Der bengalische Tiger ist das Nationaltier Indiens, die Mango die Nationalfrucht. Die Nationalhymne beruht auf einem Gedicht des Dichters und Nobelpreisträgers Rabindranath Tagore (Nationalhymne). Es gibt auch einen Nationalvogel (Pfau) und eine Nationalblume (Lotusblume).

Die Nationalflagge besteht aus drei horizontalen Streifen unterschiedlicher Farben: Der obere Streifen ist safranfarben, der mittlere Streifen weiß und der untere grün. Im Zentrum befindet sich ein marineblaues Rad mit 24 Speichen. Es stellt das «Rad des Gesetzes» (Sanskrit: dharmacakra) dar und gilt als Sinnbild gerechter Herrschaft. Das Nationalwappen ist, wie das dharmacakra, dem   Kapitell einer Säule des altindischen Herrschers Ashoka (272-232 v. Chr) entnommen. Es befindet  sich im Museum von Sarnath, dem Ort der ersten Lehrrede des Buddha, ganz in der Nähe von Varanasi/Benares.

Geschichte & Staat

Indien versteht sich als eine säkulare Republik und wird als größte Demokratie der Welt bezeichnet – eine Bezeichnung, die ohne Zweifel quantitativ, mit Abstrichen auch qualitativ zutrifft. Die indische Geschichte weist eine über viertausendjährige Tradition auf.

Tag der Unabhängigkeit 15.08.1947

Staatsoberhaupt

Ram Nath Kovind

Regierungschef

Narendra Modi

Politisches System

Parlamentarische Demokratie

BTI Transformationsindex – Politisch Rang 29 (von 137) (2020)

Korruptionswahrnehmungsindex (CPI) Rang 80 (von 180) (2019)

Von der Indus-Kultur zur Gegenwart

Die Geschichte Indiens umfasst eine Zeitspanne von über  viertausend Jahren und zählt zu den ältesten Hochkulturen der Welt. Sie ist durch eine reichhaltige Literatur, archäologische Funde und Baudenkmäler dokumentiert. Die Indus-Kultur aus dem dritten und zweiten vorchristlichen Jahrtausend stellt die älteste bekannte Kultur auf dem indischen Subkontinent dar. Ab ca. 1300 v. Chr. drangen Verbände nomadisierender Viehzüchter aus dem zentralasiatischen Raum, die sich selbst Arier nannten, in Nordwestindien ein.

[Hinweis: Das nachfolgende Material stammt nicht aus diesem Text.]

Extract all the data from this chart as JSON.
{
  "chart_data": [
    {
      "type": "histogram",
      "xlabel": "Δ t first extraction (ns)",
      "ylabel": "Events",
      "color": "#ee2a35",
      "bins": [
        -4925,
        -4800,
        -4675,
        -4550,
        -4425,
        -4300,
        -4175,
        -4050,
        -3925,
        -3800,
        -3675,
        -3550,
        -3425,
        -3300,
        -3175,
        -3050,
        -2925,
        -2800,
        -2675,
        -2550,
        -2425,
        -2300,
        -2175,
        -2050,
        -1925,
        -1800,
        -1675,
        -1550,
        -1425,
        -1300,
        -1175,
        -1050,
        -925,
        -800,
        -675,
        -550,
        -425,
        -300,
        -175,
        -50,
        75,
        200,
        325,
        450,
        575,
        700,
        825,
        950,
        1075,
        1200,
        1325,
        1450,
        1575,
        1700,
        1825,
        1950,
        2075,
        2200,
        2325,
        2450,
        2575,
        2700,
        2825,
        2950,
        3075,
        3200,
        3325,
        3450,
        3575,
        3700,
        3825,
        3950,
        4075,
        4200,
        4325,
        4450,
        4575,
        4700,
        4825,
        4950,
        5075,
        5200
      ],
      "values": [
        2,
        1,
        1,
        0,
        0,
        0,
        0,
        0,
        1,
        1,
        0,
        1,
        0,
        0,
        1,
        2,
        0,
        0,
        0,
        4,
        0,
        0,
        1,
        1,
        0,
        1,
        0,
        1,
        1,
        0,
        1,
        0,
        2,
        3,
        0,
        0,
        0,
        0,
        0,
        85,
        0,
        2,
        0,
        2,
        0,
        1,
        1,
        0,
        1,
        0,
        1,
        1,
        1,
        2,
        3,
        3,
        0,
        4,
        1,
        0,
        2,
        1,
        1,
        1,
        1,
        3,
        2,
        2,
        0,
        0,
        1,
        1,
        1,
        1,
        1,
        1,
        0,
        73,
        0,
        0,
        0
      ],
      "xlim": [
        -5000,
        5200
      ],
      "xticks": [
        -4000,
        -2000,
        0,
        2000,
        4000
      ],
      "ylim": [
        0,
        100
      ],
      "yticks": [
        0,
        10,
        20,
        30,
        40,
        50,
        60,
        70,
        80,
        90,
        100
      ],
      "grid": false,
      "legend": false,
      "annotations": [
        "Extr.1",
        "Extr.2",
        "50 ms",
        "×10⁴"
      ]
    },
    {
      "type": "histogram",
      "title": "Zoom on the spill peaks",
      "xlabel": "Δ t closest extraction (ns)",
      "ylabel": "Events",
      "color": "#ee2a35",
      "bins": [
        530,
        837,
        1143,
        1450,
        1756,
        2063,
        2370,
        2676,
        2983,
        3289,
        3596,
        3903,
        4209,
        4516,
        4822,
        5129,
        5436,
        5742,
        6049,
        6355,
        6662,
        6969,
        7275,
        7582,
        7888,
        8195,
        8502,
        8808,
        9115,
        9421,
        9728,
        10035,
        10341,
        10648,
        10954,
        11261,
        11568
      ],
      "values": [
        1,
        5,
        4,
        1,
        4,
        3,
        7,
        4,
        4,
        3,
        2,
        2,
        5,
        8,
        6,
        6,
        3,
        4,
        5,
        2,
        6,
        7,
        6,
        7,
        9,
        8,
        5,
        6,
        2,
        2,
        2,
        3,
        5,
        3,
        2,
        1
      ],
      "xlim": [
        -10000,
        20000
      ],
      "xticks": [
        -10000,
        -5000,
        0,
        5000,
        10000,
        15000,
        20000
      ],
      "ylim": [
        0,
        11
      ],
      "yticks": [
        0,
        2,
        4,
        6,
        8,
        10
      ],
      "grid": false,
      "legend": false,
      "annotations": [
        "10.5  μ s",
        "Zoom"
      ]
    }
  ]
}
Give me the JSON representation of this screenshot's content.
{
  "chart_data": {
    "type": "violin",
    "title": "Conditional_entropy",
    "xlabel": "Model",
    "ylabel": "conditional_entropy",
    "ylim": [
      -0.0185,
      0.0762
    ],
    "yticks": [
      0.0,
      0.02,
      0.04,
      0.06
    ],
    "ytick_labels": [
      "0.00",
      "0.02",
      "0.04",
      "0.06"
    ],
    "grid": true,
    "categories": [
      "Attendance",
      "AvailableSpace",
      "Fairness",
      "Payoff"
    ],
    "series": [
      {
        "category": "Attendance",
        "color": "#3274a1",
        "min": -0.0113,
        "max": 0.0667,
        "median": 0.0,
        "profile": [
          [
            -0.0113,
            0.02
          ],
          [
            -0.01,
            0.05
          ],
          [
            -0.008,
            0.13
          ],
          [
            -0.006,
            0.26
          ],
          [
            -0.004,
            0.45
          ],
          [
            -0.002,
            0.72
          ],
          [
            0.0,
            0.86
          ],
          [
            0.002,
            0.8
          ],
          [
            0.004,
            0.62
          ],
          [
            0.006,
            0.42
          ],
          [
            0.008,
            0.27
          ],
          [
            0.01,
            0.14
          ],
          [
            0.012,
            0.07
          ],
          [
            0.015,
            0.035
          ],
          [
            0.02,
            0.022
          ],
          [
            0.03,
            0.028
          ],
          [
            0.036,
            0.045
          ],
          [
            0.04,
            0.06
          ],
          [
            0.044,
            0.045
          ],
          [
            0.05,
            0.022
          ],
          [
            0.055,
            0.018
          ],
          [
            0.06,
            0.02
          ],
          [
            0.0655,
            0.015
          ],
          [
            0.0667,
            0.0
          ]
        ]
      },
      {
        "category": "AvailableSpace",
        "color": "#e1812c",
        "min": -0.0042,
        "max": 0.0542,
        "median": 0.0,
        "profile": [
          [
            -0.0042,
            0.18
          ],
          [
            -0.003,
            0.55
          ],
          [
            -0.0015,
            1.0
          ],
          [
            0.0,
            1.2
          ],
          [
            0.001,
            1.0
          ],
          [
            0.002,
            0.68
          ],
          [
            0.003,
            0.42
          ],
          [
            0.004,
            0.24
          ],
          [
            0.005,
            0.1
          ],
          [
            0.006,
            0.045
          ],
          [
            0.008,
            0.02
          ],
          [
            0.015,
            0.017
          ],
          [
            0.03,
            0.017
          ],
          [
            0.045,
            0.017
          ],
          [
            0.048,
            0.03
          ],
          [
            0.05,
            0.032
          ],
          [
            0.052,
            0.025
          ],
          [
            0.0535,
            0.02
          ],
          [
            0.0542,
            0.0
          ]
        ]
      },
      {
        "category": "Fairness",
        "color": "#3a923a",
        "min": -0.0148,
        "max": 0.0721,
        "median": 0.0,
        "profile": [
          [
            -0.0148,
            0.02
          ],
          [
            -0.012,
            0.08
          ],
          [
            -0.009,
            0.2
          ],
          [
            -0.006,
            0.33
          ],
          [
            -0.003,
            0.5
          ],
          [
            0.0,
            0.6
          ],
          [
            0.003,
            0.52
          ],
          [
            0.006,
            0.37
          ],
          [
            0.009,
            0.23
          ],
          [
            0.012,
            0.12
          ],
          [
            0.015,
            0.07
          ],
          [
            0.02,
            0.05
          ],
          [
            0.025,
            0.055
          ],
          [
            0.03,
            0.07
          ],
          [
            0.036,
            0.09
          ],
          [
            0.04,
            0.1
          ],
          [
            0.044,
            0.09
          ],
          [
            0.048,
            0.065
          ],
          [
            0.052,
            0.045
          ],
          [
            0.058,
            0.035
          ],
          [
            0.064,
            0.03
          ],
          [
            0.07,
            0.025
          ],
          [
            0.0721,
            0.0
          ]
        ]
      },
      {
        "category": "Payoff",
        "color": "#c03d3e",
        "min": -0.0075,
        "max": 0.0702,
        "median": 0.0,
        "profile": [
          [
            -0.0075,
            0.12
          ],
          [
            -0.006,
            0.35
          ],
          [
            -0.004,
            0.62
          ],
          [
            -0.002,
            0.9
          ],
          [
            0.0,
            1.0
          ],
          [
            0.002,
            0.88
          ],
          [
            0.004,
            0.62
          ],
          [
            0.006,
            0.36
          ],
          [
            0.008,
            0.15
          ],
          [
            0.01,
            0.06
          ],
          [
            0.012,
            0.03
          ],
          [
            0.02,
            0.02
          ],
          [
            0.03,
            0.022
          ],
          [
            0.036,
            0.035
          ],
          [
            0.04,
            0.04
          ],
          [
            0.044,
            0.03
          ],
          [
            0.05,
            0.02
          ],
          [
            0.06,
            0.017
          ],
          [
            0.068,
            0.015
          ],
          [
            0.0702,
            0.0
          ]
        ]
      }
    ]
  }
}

Die politische Geschichte des vedischen Indien liegt weitgehend im Dunkeln. Die ältesten literarischen Zeugnisse, die sogenannten Veden, beschreiben sowohl interne als auch externe Auseinandersetzungen. In den folgenden Jahrhunderten gab es eine große Zahl von Königreichen. Im 4. Jahrhundert v. Chr. wird Siddharta Gautama (Buddha) an der Grenze zum heutigen Nepal geboren. Ab dem 3. Jahrhundert v. Chr. entfaltete sich der Buddhismus, der 1.000 Jahre neben dem Hinduismus eine der maßgeblichen Geistesströmungen Indiens darstellte. Hier sind vor allem die Maurya-Dynastie und Kaiser Ashoka (272-232 v. Chr.) zu nennen. Heute spielt der Buddhismus keine große Rolle mehr.

In Indien spielten immer wieder äußere Einflüsse eine große Rolle:  Die ersten islamischen Einwanderer erreichten Indien Anfang des 8. Jahrhunderts, konnten sich aber erst ab dem 12. Jahrhundert wirklich politisch etablieren. Im Jahr 1206 kam es zur Gründung des Sultanats von Delhi durch Aibak. Mitte des 16. Jahrhunderts war Nordindien dann Teil des islamischen Mogulreiches, das seinen Ursprung in Zentralasien hatte.Es bildete den Höhepunkt islamischer Herrschaft in Indien. 

Herausragende Baudenkmäler wie das Taj Mahal oder die Forts in Agra und Delhi, eine hochstehende höfische Kultur, und eine unter Aurangzeb (1658-1707) fast vollständig erreichte Ausdehnung der Herrschaft über ganz Indien sind Zeugen dieser Periode. Mit dem Tod Aurangzebs löste sich das Mogulreich nach und nach auf, und Indien kehrte wieder in den Zustand rivalisierender Regionalreiche zurück. Dieser Zustand bereitete den Boden für die Eroberung   Indiens durch die Europäer ab dem 18. Jahrhundert vor.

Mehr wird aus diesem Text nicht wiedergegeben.